Noninvasive assessment of ectopic uterine tissue development in rats using magnetic resonance imaging

• Published in: Fertility and sterility Vol. 88; no. 4; pp. 1058 - 1064
• Main Authors: Lenhard, Stephen C., M.S, Haimbach, Robin E., B.S, Sulpizio, Anthony C., B.S, Brooks, David P., Ph.D, Bray, Jeffrey D., Ph.D, Jucker, Beat M., Ph.D
• Format: Journal Article
• Language: English
• Published: United States Elsevier Inc 01.10.2007
• Subjects: Animals; Choristoma - diagnosis; Choristoma - physiopathology; ectopic uterine tissue; Endometriosis; Endometriosis - diagnosis; Endometriosis - physiopathology; estrous cycle; Estrous Cycle - physiology; Female; Internal Medicine; magnetic resonance imaging; Magnetic Resonance Imaging - methods; Obstetrics and Gynecology; Peritoneal Cavity; rat; Rats; Rats, Sprague-Dawley; Uterus; Endometriosis; magnetic resonance imaging; estrous cycle; ectopic uterine tissue; rat
• ISSN: 0015-0282; 1556-5653
• DOI: 10.1016/j.fertnstert.2006.11.164

Objective To non-invasively characterize ectopic uterine tissue (EUT) development in a modified autologous rat surgical model of endometriosis using magnetic resonance imaging (MRI). Design Investigational MRI study. Setting A pharmaceutical company. Animal(s) Female Sprague Dawley rats. Intervention(s) Uterine tissue was autotransplanted on the right peritoneal wall of rats. Rats were serially imaged after surgery and after endogenous hormone suppression, hormone supplementation, or ovariectomy. In addition, an MRI contrast agent was administered to examine EUT perfusion characteristics. Main Outcome Measure(s) Changes in transplanted EUT volume and perfusion were monitored using MRI. Result(s) The EUT growth could be readily monitored non-invasively by MRI. Although EUT growth was rapid during the initial 4 days after surgery, volume stabilized by the third week and maintained for at least 9 weeks after transplantation.
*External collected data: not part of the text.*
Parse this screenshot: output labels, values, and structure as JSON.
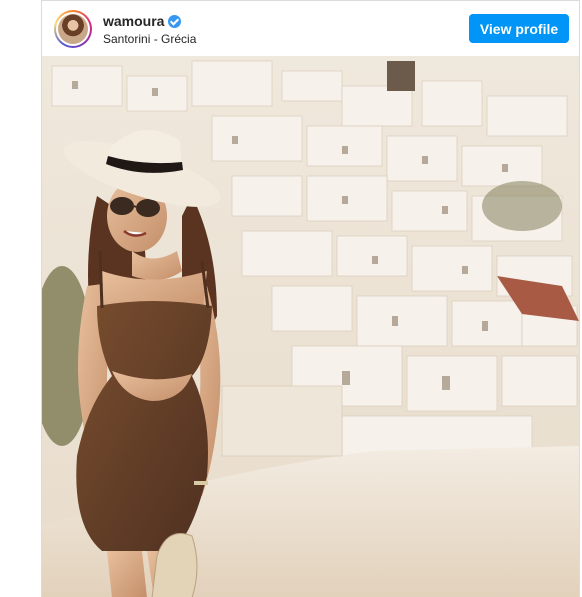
{
  "post": {
    "username": "wamoura",
    "verified": true,
    "location": "Santorini - Grécia",
    "view_profile_label": "View profile"
  },
  "colors": {
    "button": "#0095f6",
    "verified_badge": "#3897f0",
    "text": "#262626"
  },
  "icons": {
    "verified": "verified-check-icon"
  }
}
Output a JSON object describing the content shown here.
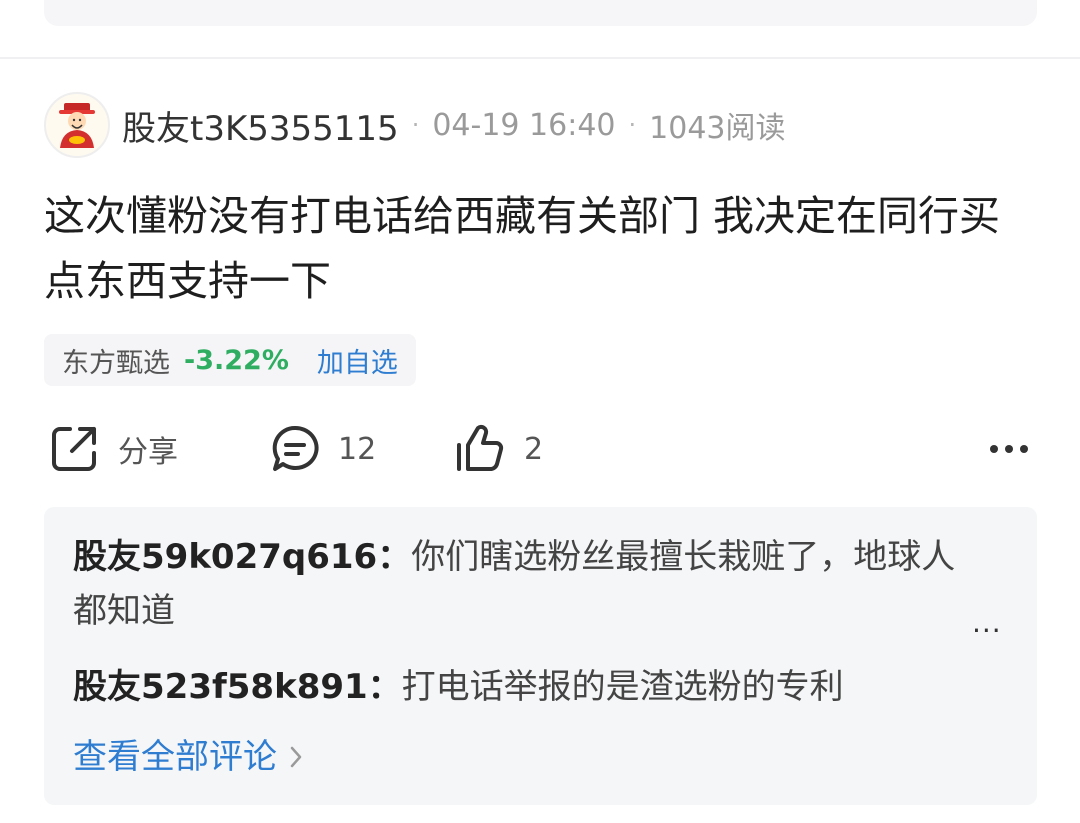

The EUT volumes varied with the estrous cycle and were hormonally sensitive to ovariectomy, to Antide (GnRH antagonist), and to Antide followed by 17β-E2 supplementation. The use of an MRI contrast agent facilitated visualization of EUT wall perfusion. Conclusion(s) MRI allows for noninvasive, dynamic evaluation of transplanted EUT growth in the rat. This reproducible model will allow for performing quantifiable pharmacologic studies in pre-clinical drug discovery for therapies targeting endometriosis.